In mice, over-expression of ITPKB protein leads to exacerbation of Alzheimer's disease. Moreover, inhibition of ITPKB in cultured mouse neurons limits the production of amyloid peptides responsible for the formation of senile plaques.
Professor Stéphane Schurmans, director of the GIGA Functional Genetics Laboratory at the University of Liège, reveals the results of his work in a study published in Brain.

Genes hold the information required for making proteins, essential elements for living cells and hence life itself. Gene sequencing enables us to understand the composition of respective proteins, but not their function. However, proteins may play a multitude of different roles within the cell, because they ensure the vast majority of cell function. Proteins may thus play a role in structuring, catalysing and regulating DNA packaging, as well as in cell mobility and even gene expression.
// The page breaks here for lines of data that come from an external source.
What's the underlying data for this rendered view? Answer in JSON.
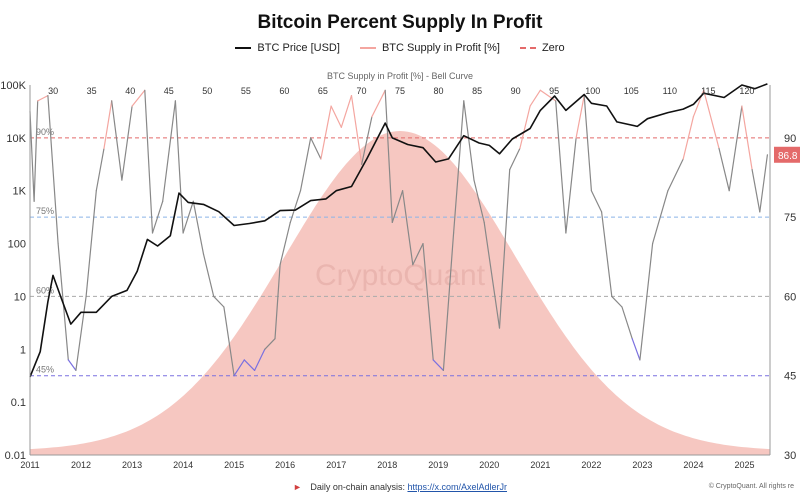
{
  "header": {
    "title": "Bitcoin Percent Supply In Profit"
  },
  "legend": [
    {
      "label": "BTC Price [USD]",
      "color": "#111111"
    },
    {
      "label": "BTC Supply in Profit [%]",
      "color": "#f4a6a0"
    },
    {
      "label": "Zero",
      "color": "#e46a6a"
    }
  ],
  "watermark": "CryptoQuant",
  "footer": {
    "text": "Daily on-chain analysis:",
    "link": "https://x.com/AxelAdlerJr",
    "copyright": "© CryptoQuant. All rights re"
  },
  "chart_data": {
    "type": "line",
    "title": "Bitcoin Percent Supply In Profit",
    "top_axis_label": "BTC Supply in Profit [%] - Bell Curve",
    "top_axis_ticks": [
      30,
      35,
      40,
      45,
      50,
      55,
      60,
      65,
      70,
      75,
      80,
      85,
      90,
      95,
      100,
      105,
      110,
      115,
      120
    ],
    "bell_curve": {
      "mean": 75,
      "sd": 15,
      "range": [
        27,
        123
      ],
      "color": "#f4b9b2"
    },
    "x_ticks": [
      "2011",
      "2012",
      "2013",
      "2014",
      "2015",
      "2016",
      "2017",
      "2018",
      "2019",
      "2020",
      "2021",
      "2022",
      "2023",
      "2024",
      "2025"
    ],
    "x_range": [
      2011.0,
      2025.5
    ],
    "left_axis": {
      "label": "BTC Price [USD]",
      "scale": "log",
      "range": [
        0.01,
        100000
      ],
      "ticks": [
        "100K",
        "10K",
        "1K",
        "100",
        "10",
        "1",
        "0.1",
        "0.01"
      ]
    },
    "right_axis": {
      "label": "BTC Supply in Profit [%]",
      "range": [
        30,
        100
      ],
      "ticks": [
        90,
        75,
        60,
        45,
        30
      ]
    },
    "reference_lines": [
      {
        "value": 90,
        "label": "90%",
        "color": "#e46a6a",
        "style": "dashed"
      },
      {
        "value": 75,
        "label": "75%",
        "color": "#8ab4e8",
        "style": "dashed"
      },
      {
        "value": 60,
        "label": "60%",
        "color": "#aaaaaa",
        "style": "dashed"
      },
      {
        "value": 45,
        "label": "45%",
        "color": "#7a70e0",
        "style": "dashed"
      }
    ],
    "current_value_label": "86.8",
    "series": [
      {
        "name": "BTC Price [USD]",
        "axis": "left",
        "color": "#111111",
        "points": [
          [
            2011.0,
            0.3
          ],
          [
            2011.2,
            0.9
          ],
          [
            2011.35,
            8
          ],
          [
            2011.45,
            25
          ],
          [
            2011.6,
            10
          ],
          [
            2011.8,
            3
          ],
          [
            2012.0,
            5
          ],
          [
            2012.3,
            5
          ],
          [
            2012.6,
            10
          ],
          [
            2012.9,
            13
          ],
          [
            2013.1,
            30
          ],
          [
            2013.3,
            120
          ],
          [
            2013.5,
            90
          ],
          [
            2013.75,
            140
          ],
          [
            2013.92,
            900
          ],
          [
            2014.1,
            600
          ],
          [
            2014.4,
            550
          ],
          [
            2014.7,
            400
          ],
          [
            2015.0,
            220
          ],
          [
            2015.3,
            240
          ],
          [
            2015.6,
            270
          ],
          [
            2015.9,
            420
          ],
          [
            2016.2,
            430
          ],
          [
            2016.5,
            650
          ],
          [
            2016.8,
            700
          ],
          [
            2017.0,
            1000
          ],
          [
            2017.3,
            1200
          ],
          [
            2017.6,
            4000
          ],
          [
            2017.96,
            19000
          ],
          [
            2018.1,
            10000
          ],
          [
            2018.4,
            7500
          ],
          [
            2018.7,
            6500
          ],
          [
            2018.95,
            3500
          ],
          [
            2019.2,
            4000
          ],
          [
            2019.5,
            11000
          ],
          [
            2019.8,
            8000
          ],
          [
            2020.0,
            7200
          ],
          [
            2020.2,
            5000
          ],
          [
            2020.45,
            9500
          ],
          [
            2020.8,
            15000
          ],
          [
            2021.0,
            33000
          ],
          [
            2021.28,
            62000
          ],
          [
            2021.5,
            33000
          ],
          [
            2021.86,
            66000
          ],
          [
            2022.0,
            45000
          ],
          [
            2022.3,
            40000
          ],
          [
            2022.5,
            20000
          ],
          [
            2022.9,
            16500
          ],
          [
            2023.1,
            23000
          ],
          [
            2023.5,
            30000
          ],
          [
            2023.8,
            35000
          ],
          [
            2024.0,
            43000
          ],
          [
            2024.2,
            70000
          ],
          [
            2024.6,
            58000
          ],
          [
            2024.95,
            100000
          ],
          [
            2025.2,
            85000
          ],
          [
            2025.45,
            105000
          ]
        ]
      },
      {
        "name": "BTC Supply in Profit [%]",
        "axis": "right",
        "color": "#888888",
        "points": [
          [
            2011.0,
            95
          ],
          [
            2011.08,
            78
          ],
          [
            2011.15,
            97
          ],
          [
            2011.35,
            98
          ],
          [
            2011.55,
            70
          ],
          [
            2011.75,
            48
          ],
          [
            2011.9,
            46
          ],
          [
            2012.1,
            60
          ],
          [
            2012.3,
            80
          ],
          [
            2012.45,
            88
          ],
          [
            2012.6,
            97
          ],
          [
            2012.8,
            82
          ],
          [
            2013.0,
            96
          ],
          [
            2013.25,
            99
          ],
          [
            2013.4,
            72
          ],
          [
            2013.6,
            78
          ],
          [
            2013.85,
            97
          ],
          [
            2014.0,
            72
          ],
          [
            2014.2,
            78
          ],
          [
            2014.4,
            68
          ],
          [
            2014.6,
            60
          ],
          [
            2014.8,
            58
          ],
          [
            2015.0,
            45
          ],
          [
            2015.2,
            48
          ],
          [
            2015.4,
            46
          ],
          [
            2015.6,
            50
          ],
          [
            2015.8,
            52
          ],
          [
            2015.9,
            66
          ],
          [
            2016.1,
            74
          ],
          [
            2016.3,
            80
          ],
          [
            2016.5,
            90
          ],
          [
            2016.7,
            86
          ],
          [
            2016.9,
            96
          ],
          [
            2017.1,
            92
          ],
          [
            2017.3,
            98
          ],
          [
            2017.5,
            85
          ],
          [
            2017.7,
            94
          ],
          [
            2017.96,
            99
          ],
          [
            2018.1,
            74
          ],
          [
            2018.3,
            80
          ],
          [
            2018.5,
            66
          ],
          [
            2018.7,
            70
          ],
          [
            2018.9,
            48
          ],
          [
            2019.1,
            46
          ],
          [
            2019.3,
            72
          ],
          [
            2019.5,
            97
          ],
          [
            2019.7,
            82
          ],
          [
            2019.9,
            74
          ],
          [
            2020.2,
            54
          ],
          [
            2020.4,
            84
          ],
          [
            2020.6,
            88
          ],
          [
            2020.8,
            96
          ],
          [
            2021.0,
            99
          ],
          [
            2021.3,
            97
          ],
          [
            2021.5,
            72
          ],
          [
            2021.7,
            90
          ],
          [
            2021.86,
            98
          ],
          [
            2022.0,
            80
          ],
          [
            2022.2,
            76
          ],
          [
            2022.4,
            60
          ],
          [
            2022.6,
            58
          ],
          [
            2022.8,
            52
          ],
          [
            2022.95,
            48
          ],
          [
            2023.2,
            70
          ],
          [
            2023.5,
            80
          ],
          [
            2023.8,
            86
          ],
          [
            2024.0,
            94
          ],
          [
            2024.2,
            99
          ],
          [
            2024.5,
            88
          ],
          [
            2024.7,
            80
          ],
          [
            2024.95,
            96
          ],
          [
            2025.15,
            84
          ],
          [
            2025.3,
            76
          ],
          [
            2025.45,
            86.8
          ]
        ]
      }
    ]
  }
}
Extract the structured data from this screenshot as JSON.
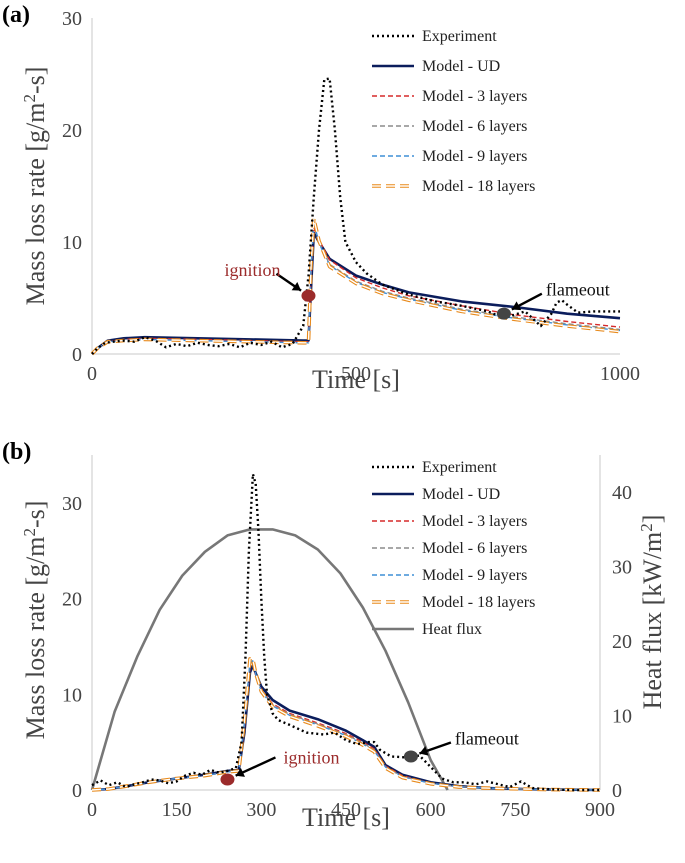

To study the role of genes and the proteins which they encode, scientists use different techniques. 'For example, for enzymes, we can look at the substrates to which they bind, or to the product which results from the reaction that the enzyme catalyses, but also at the speed of this reaction or even try to determine where the enzyme is expressed. All these data enable us to obtain information on the role of this protein', explains Stéphane Schurmans, Director of the GIGA Laboratory of Functional Genetics at the University of Liège. 'But the ultimate aim is to be able to study the function of genes in vivo, i.e. at the level of the complete, living animal' he continues. And this is precisely the area which Stéphane Schurmans has been studying since 1992. He has genetically modified lab mice to obtain knock-out mice strains for target genes, i.e. mice in which a particular gene is inactivated. Around fifteen knock-out mice were created in the laboratory.

From the immune system to the nervous system

In 2003, Stéphane Schurmans and his team obtained the first knock-out mouse for the ITPKB gene (inositol 1, 4, 5 triphosphate 3-kinase B). 'We then discovered that these mice presented a particular phenotype because they did not have peripheral T lymphocytes , i.e. in the lymph nodes and the spleen', continues Professor Schurmans. Additional studies showed that other cells in the immune system, such as B lymphocytes, neutrophils, myeloid cells, and mast cells were also altered in ITPKB knock-out mice. 'These results show the importance of the role of the ITPKB enzyme in the haematopoietic system and the immune system', says the researcher. Thus, the ITPKB knock-out mice logically could be useful for the study of the ITPKB enzyme function within these biological systems.